8. Consider alternatives or other options (TechSmith)

It’s always important to give your viewers multiple ways to achieve a certain goal, whether that means listing options for different budgets, different locations, and more. This video provides viewers with several different ways to get great webcam lighting without breaking the bank and regardless of where they are working from.

Not only does the narrator tell viewers what they should do, he tells them what they should avoid. This can be equally as important to set viewers up for success. Don’t be overly negative or critical, but make sure to discourage your audience from making key mistakes.

Key takeaways:

  • Provide different options for varying budgets and equipment availability.
  • Inform viewers of possible pitfalls and things to avoid while they go through the process.

9. Use a narrator your audience relates to (The Kidsplainer)

Video host “The Kidsplainer” matches perfectly with his audience — kids! We are more likely to listen to those who we feel understand our needs, so who better to demonstrate a process meant for kids than a kid himself?

Despite his younger age, the host still walks through the steps required to fold a paper airplane in a clear way with detailed visuals. The pace is a bit slower than the average tutorial video, but since this content is targeted towards children, this is actually a smart decision.

Key takeaways:

  • Choose a narrator that the audience will respect or relate to.
  • Consider your audience when setting the pace of your video. 

10. The professional treatment (Babish Culinary Universe)

Here is a great example of a high-quality video with amazing camera footage and production. While these aren’t essential factors, they certainly make a video engaging and enjoyable to watch. 

Narrator Andrew Douglas Rea (a.k.a. “Babish”), a professional chef, gives great equipment recommendations and makes his processes accessible by providing several options based on budget and tool availability. The crisp footage and aesthetics of the video coupled with clear narration make for an instructional video that inspires anyone who watches it to immediately try their hand at making their own ice cream.

Key takeaways:

  • High-quality footage and production are always a plus.
  • Provide different options for varying budgets and equipment availability.

Bonus!

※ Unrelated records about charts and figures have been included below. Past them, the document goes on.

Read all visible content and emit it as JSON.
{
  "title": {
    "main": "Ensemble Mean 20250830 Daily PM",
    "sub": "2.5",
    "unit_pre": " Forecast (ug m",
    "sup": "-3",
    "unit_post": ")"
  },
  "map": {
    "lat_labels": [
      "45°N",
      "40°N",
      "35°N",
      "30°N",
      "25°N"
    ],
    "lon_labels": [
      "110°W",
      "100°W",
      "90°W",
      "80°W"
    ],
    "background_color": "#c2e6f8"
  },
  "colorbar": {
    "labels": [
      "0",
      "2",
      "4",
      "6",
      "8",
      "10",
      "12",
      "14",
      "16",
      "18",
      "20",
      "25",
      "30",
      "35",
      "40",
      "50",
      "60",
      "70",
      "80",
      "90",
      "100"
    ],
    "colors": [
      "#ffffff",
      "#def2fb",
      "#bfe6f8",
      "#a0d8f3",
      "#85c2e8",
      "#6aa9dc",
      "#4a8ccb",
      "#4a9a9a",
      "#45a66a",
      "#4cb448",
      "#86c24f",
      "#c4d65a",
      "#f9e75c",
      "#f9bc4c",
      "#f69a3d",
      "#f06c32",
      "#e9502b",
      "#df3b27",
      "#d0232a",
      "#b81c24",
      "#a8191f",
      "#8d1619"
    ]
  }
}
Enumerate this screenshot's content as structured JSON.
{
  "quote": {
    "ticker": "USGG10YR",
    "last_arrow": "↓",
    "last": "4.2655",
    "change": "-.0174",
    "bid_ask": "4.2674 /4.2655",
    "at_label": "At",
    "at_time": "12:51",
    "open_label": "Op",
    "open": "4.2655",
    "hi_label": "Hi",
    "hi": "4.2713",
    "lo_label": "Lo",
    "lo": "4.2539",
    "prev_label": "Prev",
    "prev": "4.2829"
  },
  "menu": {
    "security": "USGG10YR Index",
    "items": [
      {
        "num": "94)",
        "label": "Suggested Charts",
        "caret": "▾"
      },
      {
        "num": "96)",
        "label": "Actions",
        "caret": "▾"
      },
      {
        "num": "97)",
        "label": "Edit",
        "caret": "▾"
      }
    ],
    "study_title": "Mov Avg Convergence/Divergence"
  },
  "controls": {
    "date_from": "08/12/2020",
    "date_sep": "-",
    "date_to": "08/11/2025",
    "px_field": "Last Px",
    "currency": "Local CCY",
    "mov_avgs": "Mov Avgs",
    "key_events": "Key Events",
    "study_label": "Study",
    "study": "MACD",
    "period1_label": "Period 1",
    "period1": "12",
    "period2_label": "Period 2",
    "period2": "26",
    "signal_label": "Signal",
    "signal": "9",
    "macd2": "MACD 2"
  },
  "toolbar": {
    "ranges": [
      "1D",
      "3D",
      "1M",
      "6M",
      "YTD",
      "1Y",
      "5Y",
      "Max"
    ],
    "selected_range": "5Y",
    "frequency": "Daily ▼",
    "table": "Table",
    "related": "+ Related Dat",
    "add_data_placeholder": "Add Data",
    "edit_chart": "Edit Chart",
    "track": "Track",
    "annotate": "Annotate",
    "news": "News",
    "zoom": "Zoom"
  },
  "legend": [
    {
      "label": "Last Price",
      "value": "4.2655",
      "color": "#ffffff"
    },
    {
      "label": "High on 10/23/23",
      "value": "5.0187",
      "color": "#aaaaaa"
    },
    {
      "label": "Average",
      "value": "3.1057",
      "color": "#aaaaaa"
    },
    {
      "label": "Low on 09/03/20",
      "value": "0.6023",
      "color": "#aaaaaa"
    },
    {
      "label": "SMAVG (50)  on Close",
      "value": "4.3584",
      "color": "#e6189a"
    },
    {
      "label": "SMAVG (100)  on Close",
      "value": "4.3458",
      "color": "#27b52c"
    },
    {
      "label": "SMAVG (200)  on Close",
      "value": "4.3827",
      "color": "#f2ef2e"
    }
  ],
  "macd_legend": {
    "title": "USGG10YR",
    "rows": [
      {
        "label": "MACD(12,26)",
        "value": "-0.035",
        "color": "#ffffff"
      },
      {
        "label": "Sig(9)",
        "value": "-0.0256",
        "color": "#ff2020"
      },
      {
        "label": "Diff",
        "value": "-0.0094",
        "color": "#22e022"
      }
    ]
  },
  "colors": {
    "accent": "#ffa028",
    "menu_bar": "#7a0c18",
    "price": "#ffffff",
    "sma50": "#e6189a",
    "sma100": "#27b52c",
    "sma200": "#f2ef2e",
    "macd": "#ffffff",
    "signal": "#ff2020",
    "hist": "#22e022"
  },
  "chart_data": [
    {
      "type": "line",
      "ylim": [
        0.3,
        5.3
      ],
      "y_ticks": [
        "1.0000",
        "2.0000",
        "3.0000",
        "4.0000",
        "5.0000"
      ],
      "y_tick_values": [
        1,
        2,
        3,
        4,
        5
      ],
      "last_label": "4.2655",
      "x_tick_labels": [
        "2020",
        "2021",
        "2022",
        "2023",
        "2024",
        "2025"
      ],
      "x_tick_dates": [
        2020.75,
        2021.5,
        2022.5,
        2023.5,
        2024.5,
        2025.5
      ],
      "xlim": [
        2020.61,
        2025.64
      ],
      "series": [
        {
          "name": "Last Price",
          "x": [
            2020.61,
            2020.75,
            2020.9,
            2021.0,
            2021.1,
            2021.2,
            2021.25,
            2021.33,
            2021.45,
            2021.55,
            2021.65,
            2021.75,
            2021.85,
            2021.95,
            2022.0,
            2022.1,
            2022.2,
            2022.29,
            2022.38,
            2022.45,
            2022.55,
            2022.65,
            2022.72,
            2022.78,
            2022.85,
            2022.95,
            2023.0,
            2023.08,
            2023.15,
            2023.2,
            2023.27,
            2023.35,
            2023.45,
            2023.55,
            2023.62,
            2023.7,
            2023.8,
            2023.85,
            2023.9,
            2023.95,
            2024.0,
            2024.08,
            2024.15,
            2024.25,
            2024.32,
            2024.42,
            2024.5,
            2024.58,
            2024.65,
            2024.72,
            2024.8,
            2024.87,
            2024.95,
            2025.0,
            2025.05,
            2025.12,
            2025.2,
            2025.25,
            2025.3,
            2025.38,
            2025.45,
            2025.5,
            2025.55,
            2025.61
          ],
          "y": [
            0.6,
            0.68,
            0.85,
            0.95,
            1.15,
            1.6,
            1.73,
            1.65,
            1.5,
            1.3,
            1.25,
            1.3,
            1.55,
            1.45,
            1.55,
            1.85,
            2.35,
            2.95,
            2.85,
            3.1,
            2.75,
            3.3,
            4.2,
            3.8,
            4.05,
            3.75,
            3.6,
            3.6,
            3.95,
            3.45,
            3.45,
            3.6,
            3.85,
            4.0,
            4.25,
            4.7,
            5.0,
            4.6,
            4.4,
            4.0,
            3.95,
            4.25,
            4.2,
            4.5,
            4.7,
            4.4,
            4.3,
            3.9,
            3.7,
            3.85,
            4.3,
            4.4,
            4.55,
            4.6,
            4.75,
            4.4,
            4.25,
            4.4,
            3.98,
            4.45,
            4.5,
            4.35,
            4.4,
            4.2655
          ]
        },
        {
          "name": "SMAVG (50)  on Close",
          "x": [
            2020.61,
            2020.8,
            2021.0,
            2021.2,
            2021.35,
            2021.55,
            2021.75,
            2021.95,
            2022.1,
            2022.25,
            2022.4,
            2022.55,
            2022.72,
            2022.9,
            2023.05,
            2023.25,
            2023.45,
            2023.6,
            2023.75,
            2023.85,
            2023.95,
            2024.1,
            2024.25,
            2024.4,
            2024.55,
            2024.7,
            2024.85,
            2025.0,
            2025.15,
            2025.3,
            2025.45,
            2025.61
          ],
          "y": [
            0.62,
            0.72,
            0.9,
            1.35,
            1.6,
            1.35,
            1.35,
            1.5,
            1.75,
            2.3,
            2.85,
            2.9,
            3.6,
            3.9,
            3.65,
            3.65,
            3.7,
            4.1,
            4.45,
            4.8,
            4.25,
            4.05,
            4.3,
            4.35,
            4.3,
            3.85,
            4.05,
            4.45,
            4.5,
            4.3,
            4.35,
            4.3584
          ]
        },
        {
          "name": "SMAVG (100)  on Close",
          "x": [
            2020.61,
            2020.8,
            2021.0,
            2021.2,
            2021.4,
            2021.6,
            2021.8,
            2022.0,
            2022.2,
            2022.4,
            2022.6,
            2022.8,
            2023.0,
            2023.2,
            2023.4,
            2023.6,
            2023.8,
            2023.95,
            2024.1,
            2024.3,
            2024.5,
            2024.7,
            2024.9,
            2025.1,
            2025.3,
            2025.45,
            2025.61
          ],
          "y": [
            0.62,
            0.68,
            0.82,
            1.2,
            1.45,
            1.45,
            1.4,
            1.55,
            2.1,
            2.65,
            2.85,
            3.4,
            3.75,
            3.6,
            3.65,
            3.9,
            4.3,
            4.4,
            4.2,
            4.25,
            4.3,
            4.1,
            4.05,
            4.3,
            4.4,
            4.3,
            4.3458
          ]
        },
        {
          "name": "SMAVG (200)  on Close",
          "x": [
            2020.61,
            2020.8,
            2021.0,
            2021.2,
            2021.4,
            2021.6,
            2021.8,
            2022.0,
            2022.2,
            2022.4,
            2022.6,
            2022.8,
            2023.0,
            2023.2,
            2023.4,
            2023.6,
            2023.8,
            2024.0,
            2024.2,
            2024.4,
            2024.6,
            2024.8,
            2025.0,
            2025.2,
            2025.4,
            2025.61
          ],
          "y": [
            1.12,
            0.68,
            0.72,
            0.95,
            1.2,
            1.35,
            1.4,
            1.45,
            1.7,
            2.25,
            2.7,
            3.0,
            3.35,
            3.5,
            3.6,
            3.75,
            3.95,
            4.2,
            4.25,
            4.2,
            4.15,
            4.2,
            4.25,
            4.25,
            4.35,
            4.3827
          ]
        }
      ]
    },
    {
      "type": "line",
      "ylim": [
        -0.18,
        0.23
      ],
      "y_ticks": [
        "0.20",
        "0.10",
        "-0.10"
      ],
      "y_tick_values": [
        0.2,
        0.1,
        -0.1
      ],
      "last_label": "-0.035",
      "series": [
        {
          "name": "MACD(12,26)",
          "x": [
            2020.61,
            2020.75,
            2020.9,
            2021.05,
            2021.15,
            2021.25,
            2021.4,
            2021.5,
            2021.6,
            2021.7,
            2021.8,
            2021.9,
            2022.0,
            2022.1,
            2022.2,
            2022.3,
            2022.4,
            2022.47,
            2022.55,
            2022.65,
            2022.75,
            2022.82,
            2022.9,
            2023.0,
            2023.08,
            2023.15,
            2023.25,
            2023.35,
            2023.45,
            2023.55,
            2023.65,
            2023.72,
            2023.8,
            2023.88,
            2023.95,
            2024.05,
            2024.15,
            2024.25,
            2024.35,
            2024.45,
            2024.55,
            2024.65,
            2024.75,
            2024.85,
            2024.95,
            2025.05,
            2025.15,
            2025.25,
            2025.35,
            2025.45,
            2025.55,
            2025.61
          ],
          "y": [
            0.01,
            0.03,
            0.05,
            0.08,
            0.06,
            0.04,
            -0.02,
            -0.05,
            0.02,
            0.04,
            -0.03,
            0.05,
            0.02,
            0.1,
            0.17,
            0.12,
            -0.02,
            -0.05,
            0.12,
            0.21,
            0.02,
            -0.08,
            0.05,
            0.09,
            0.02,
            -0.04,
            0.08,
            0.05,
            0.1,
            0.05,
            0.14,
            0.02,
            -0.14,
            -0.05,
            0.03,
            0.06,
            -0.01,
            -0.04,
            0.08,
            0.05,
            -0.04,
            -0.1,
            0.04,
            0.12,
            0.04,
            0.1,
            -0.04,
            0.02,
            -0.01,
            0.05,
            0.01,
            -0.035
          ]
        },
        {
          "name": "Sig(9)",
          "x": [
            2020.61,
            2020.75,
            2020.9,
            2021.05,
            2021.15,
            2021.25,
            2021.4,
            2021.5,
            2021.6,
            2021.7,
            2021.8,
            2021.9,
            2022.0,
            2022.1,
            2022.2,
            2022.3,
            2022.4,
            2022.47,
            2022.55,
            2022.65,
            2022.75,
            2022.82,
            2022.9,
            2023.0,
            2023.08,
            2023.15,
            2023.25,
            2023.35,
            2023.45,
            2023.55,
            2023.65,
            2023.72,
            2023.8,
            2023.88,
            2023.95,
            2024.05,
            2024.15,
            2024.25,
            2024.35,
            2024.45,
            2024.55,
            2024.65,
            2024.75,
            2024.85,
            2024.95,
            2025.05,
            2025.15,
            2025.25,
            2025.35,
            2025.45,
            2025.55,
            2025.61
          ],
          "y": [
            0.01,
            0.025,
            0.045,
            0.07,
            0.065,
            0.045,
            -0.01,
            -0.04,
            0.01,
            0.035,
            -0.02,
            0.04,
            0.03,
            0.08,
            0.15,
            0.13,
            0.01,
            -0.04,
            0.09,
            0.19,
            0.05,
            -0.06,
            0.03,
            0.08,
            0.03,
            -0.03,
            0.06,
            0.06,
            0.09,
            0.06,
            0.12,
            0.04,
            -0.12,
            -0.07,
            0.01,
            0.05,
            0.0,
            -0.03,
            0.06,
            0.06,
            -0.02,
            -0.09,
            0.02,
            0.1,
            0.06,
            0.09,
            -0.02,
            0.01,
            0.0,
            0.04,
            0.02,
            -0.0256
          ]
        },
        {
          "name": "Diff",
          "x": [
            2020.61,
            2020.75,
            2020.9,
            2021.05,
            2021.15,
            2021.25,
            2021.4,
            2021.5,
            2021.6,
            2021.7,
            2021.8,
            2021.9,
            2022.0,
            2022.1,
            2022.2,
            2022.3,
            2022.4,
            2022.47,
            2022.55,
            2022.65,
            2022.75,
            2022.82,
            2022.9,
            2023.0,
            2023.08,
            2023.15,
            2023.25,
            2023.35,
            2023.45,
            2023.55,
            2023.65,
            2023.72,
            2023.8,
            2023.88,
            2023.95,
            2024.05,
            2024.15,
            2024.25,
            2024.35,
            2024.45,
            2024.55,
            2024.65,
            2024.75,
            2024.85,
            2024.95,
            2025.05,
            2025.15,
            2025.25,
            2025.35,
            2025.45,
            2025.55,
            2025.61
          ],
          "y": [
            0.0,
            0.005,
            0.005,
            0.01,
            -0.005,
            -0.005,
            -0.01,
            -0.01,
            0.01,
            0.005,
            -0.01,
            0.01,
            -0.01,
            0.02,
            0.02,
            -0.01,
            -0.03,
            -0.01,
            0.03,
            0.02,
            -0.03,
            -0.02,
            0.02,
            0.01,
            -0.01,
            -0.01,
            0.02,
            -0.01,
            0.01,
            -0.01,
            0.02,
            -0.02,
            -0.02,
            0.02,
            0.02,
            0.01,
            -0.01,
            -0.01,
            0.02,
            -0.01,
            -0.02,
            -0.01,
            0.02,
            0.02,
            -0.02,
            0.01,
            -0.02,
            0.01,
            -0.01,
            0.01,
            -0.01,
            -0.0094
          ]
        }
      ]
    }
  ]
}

Watch us break down our own tutorial

Watch as we cover the format and structure of a good tutorial video by breaking down one of our own.

In this episode of Video Workflow, Matt Pierce, Andy Owen, and Justin Simon go through the basic elements of a good tutorial video. They break down a tutorial for TechSmith Audiate so you can see exactly how to level up your next tutorial video.

Last thoughts

As you can see, there are a lot of ways to approach creating a tutorial video

There isn’t just one style that works for any particular topic. It’s all about what you like and are comfortable creating. You can even mix and match between styles. So, with these ideas in hand, the best thing to do is get started!

Frequently asked questions

What is the best software for creating tutorial videos?

Personally, we recommend Camtasia. With great templates, callouts, and effects, you’ll have an effective video in no time.

How long should my tutorial video be?

We recommend that you make your video as long as it needs to be to cover the required material, but as short as possible. Cut out as much unnecessary content.